Los dulces ojos azules de la joven Ruth, sorprendidos e incrédulos, acumulaban imágenes tan distantes de su natal Austria, que le pareció que todo aquello lo estaba soñando. Su cámara de cajón de formato 127, inseparable compañera de correrías, imprimía rostros y escenas que, por cierto, con los años formarían parte de una fototeca de más de 20,000 negativos. En la algarabía del mercado, en medio de la inmensa mayoría de hablantes de náhuatl, el idioma castellano apenas se escuchaba. ¿Amo ni cuelita, camisa niña? -¿No queremos una camisa, niña?-... Y ahí empezó su colección: dos blusas de lo más sencillas, bordadas con flores, procedentes de Nahuazontla.
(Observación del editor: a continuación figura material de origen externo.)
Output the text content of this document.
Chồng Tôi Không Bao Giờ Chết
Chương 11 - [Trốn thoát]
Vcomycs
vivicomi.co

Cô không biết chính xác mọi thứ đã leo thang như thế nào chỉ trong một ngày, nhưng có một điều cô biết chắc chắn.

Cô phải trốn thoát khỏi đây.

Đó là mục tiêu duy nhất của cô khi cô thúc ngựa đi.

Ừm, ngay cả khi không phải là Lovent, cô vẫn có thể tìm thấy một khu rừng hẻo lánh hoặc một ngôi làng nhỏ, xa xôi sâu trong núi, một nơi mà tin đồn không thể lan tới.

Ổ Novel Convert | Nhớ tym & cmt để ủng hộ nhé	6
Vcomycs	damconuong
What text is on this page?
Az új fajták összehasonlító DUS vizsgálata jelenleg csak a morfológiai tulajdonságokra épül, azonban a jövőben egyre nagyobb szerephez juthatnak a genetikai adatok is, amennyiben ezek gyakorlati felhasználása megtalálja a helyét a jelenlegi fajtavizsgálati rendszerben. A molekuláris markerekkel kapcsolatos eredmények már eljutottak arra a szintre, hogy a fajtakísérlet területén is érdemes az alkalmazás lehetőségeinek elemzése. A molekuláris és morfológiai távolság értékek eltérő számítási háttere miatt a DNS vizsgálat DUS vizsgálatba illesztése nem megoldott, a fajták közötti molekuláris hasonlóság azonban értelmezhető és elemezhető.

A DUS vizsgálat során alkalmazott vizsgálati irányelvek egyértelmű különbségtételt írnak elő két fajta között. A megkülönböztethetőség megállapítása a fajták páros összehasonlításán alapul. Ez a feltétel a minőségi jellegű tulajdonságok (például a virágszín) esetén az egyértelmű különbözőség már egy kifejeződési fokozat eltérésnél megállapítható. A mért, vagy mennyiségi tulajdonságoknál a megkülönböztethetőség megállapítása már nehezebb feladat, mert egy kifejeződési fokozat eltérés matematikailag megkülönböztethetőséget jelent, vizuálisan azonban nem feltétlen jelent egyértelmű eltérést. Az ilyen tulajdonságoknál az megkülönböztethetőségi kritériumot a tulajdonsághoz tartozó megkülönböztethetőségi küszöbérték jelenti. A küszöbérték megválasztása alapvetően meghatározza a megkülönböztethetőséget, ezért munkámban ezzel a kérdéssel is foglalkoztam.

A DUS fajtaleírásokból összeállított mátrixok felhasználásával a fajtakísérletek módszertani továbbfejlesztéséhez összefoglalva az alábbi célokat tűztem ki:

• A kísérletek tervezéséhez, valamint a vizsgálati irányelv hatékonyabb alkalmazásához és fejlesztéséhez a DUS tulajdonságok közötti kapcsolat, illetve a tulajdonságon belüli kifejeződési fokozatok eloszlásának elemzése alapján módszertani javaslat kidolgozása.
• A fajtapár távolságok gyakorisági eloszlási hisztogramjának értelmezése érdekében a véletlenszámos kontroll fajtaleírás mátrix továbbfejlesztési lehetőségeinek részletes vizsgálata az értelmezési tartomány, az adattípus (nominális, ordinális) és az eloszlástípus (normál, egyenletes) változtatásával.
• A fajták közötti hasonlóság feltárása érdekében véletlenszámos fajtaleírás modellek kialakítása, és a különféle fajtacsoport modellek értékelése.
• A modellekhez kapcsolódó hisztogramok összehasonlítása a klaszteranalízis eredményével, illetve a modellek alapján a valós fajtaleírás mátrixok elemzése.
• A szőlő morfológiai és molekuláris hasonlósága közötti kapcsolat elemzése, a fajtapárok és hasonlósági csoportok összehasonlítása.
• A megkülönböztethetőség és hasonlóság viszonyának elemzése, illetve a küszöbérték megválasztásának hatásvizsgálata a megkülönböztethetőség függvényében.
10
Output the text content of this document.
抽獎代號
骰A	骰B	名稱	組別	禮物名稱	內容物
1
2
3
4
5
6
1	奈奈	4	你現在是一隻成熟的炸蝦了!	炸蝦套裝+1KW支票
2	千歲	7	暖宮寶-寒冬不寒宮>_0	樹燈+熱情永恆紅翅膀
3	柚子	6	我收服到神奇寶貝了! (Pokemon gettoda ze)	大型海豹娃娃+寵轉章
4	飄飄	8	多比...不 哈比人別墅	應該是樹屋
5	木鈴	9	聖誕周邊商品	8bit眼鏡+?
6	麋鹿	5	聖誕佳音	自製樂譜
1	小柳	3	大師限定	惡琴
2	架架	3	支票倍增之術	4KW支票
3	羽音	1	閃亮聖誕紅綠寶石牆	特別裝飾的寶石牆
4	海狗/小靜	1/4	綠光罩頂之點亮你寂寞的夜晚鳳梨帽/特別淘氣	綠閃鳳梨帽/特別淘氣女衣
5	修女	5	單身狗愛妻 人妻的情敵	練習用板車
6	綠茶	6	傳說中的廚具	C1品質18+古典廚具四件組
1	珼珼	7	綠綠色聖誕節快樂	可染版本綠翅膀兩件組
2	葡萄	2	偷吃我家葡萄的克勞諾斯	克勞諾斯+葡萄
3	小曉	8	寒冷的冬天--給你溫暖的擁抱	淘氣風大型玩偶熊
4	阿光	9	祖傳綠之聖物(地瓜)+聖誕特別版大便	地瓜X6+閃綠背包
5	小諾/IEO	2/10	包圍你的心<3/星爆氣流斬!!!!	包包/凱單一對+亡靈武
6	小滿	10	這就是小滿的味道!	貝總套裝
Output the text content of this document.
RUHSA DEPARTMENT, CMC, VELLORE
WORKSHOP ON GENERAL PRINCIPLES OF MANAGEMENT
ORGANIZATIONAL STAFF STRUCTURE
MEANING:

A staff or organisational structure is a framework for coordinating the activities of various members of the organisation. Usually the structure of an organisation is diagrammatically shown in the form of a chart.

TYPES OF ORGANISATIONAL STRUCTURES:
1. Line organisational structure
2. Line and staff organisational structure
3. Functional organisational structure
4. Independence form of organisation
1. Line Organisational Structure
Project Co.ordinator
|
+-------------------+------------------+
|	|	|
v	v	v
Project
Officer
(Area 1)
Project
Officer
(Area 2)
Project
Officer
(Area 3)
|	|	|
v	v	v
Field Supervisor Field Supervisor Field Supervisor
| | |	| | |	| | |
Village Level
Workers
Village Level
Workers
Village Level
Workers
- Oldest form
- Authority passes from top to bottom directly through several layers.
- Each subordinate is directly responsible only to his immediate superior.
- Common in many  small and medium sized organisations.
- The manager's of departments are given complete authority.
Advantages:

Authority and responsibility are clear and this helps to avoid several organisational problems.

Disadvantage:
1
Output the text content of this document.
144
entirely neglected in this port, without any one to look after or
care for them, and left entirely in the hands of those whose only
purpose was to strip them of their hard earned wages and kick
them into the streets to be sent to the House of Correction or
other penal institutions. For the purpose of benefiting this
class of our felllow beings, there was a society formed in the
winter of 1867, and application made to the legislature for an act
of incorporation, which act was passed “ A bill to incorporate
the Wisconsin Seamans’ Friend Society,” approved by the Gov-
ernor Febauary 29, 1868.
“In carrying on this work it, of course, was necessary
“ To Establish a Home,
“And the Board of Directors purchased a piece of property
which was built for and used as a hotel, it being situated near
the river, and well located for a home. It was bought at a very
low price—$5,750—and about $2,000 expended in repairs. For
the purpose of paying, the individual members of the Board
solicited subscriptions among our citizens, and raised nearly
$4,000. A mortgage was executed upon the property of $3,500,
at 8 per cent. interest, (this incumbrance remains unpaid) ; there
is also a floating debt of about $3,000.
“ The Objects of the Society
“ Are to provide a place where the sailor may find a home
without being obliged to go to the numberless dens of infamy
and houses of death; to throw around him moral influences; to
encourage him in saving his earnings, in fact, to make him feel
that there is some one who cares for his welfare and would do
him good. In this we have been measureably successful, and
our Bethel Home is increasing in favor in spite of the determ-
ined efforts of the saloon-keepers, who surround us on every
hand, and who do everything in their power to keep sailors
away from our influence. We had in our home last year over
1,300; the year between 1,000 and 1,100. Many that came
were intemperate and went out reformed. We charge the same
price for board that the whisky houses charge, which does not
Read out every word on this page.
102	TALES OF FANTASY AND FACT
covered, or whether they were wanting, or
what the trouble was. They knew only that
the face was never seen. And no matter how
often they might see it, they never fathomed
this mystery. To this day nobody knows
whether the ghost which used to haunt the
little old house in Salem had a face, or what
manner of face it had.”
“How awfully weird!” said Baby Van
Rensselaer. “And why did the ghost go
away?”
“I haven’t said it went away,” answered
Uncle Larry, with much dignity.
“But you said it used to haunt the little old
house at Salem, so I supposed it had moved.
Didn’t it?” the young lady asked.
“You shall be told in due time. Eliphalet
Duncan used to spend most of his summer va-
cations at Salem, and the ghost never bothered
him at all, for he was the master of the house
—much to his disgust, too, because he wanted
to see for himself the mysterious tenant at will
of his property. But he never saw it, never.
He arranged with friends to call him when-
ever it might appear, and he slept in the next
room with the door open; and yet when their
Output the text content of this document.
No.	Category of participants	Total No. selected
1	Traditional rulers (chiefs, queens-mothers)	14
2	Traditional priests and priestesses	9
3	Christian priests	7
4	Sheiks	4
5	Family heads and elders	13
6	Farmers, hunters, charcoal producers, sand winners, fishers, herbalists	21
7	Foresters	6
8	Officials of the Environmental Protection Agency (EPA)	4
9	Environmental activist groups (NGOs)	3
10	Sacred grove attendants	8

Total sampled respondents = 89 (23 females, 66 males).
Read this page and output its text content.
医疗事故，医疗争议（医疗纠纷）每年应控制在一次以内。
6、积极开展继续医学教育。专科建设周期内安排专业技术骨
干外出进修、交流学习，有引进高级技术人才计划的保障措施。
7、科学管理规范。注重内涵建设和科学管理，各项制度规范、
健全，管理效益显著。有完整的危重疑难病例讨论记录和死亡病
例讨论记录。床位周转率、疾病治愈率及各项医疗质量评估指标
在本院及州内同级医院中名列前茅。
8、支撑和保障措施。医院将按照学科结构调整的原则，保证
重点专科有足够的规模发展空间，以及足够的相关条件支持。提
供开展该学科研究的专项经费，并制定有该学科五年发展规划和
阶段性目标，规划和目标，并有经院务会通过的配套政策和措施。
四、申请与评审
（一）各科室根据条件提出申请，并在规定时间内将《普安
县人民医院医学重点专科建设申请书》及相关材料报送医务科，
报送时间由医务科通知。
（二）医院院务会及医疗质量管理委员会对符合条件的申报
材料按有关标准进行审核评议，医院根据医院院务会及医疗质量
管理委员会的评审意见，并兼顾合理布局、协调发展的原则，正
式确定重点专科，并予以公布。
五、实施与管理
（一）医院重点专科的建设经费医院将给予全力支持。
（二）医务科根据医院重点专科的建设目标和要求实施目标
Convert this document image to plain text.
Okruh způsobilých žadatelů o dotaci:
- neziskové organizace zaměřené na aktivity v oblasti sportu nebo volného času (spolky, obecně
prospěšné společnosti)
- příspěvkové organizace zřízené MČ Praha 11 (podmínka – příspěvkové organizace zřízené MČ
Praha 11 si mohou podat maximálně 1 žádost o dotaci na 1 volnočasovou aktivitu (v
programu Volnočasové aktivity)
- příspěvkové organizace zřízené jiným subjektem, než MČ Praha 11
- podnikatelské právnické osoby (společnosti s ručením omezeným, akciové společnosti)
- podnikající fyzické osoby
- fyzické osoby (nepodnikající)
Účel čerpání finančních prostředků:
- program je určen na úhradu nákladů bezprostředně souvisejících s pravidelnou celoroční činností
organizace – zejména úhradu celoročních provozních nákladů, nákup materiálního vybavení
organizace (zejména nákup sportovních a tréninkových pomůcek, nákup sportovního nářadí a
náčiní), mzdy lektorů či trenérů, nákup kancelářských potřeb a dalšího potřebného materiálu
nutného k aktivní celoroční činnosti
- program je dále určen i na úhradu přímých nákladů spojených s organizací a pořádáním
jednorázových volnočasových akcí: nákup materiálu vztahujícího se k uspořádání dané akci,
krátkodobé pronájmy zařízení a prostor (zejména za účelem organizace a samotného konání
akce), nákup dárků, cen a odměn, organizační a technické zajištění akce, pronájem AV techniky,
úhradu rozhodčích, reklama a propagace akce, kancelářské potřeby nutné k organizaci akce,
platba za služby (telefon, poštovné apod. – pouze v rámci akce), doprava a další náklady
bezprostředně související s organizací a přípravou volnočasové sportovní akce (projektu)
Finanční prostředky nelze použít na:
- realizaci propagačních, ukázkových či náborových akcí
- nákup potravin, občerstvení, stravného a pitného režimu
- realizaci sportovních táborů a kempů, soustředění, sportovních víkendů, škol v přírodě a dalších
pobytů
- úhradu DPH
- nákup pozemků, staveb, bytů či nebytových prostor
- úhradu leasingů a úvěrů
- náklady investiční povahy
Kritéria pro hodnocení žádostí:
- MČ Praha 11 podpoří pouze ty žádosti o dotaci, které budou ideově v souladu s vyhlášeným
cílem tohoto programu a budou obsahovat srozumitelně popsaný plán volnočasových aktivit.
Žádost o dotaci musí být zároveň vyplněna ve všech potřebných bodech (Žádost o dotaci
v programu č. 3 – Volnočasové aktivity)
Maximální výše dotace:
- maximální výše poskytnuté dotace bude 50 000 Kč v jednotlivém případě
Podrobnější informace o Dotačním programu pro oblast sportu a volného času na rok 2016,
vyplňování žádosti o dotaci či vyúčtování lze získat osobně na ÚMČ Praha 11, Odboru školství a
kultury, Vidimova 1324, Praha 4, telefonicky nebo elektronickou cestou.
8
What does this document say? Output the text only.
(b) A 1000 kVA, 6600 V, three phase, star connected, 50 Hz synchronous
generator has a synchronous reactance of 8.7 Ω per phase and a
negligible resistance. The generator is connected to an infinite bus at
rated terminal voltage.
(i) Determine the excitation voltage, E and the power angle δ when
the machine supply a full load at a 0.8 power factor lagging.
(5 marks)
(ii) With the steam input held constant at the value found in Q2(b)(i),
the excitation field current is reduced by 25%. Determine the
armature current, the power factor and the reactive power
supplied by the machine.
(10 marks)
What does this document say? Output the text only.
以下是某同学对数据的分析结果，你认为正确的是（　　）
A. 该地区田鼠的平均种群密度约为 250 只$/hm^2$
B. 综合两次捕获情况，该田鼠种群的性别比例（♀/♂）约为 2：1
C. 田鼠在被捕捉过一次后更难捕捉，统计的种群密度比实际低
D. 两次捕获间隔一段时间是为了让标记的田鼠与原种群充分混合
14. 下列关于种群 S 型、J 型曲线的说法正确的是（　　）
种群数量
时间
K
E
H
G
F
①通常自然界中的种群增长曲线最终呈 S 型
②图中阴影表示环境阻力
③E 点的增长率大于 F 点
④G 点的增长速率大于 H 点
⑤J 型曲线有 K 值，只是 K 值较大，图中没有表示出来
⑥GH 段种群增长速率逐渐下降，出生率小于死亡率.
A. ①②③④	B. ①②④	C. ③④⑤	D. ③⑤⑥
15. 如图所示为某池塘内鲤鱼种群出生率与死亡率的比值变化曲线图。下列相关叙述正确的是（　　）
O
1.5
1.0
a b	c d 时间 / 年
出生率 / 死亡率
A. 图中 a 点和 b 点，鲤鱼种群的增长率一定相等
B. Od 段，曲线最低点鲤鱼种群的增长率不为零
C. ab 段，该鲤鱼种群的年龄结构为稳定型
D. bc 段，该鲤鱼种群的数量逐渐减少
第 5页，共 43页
Aquella joven probablemente no tenía dinero para comprar otras prendas mejores. Aunque, por otro lado, todo lo que venía era sencillamente maravilloso.
A estas prendas pronto le siguieron fajas del Estado de México, servilletas del norte de Veracruz, huipiles oaxaqueños, rebozos de San Luis Potosí. Conforme Ruth viajaba y estudiaba, la colección crecía. Su inicial afición por lo mexicano se convirtió en especialización y la temprana amistad de María Teresa Pomar, Irmgard W. Johnson, Carletto Tobón y el matrimonio Cordry, contribuyó a enriquecer su conocimiento sobre el análisis de las técnicas textiles, los procesos de entintado y los diseños. Cada nuevo viaje era una búsqueda y -siempre- una nueva adquisición. A Cuetzalan ha regresado infinidad de veces: su colección cuenta con ejemplares que muestra la transformación que han venido sufriendo las prendas desde aquella primera visita. Pero éste no es un caso aislado, en semejantes condiciones se encuentran los textiles provenientes de otras regiones. Antes de concluir es obligatoria resaltar varios hechos: cuántas veces ha sido necesario que los alumnos de la Escuela Nacional de Antropología comprendan cabalmente el universo mágico que encierra el textil indígena, Ruth se ha prestado gustosa a que grupos numerosos de estudiantes visiten su casa para explicarles, con todo detalles, las prendas seleccionadas para ese efecto; tantas veces como algún proyecto de rescate debidamente fundamentado se ha topado con el frecuente “no hay presupuesto”, Ruth lo ha costeado gustosa; cuantas veces le hemos solicitado una o muchas prendas para difundir el conocimiento del arte textil indigena, Ruth las ha puesto a nuestra disposición sin condición alguna. De esta manera su colección cumple con su razón de existir.
Carlos Romero Giordano. Es maestro en antropología por la Universidad de la Sorbona. Dirige el Centro de Estudios Históricos de la Sierra Norte de Puebla y ha publicado Las manos de México y Moctezuma II.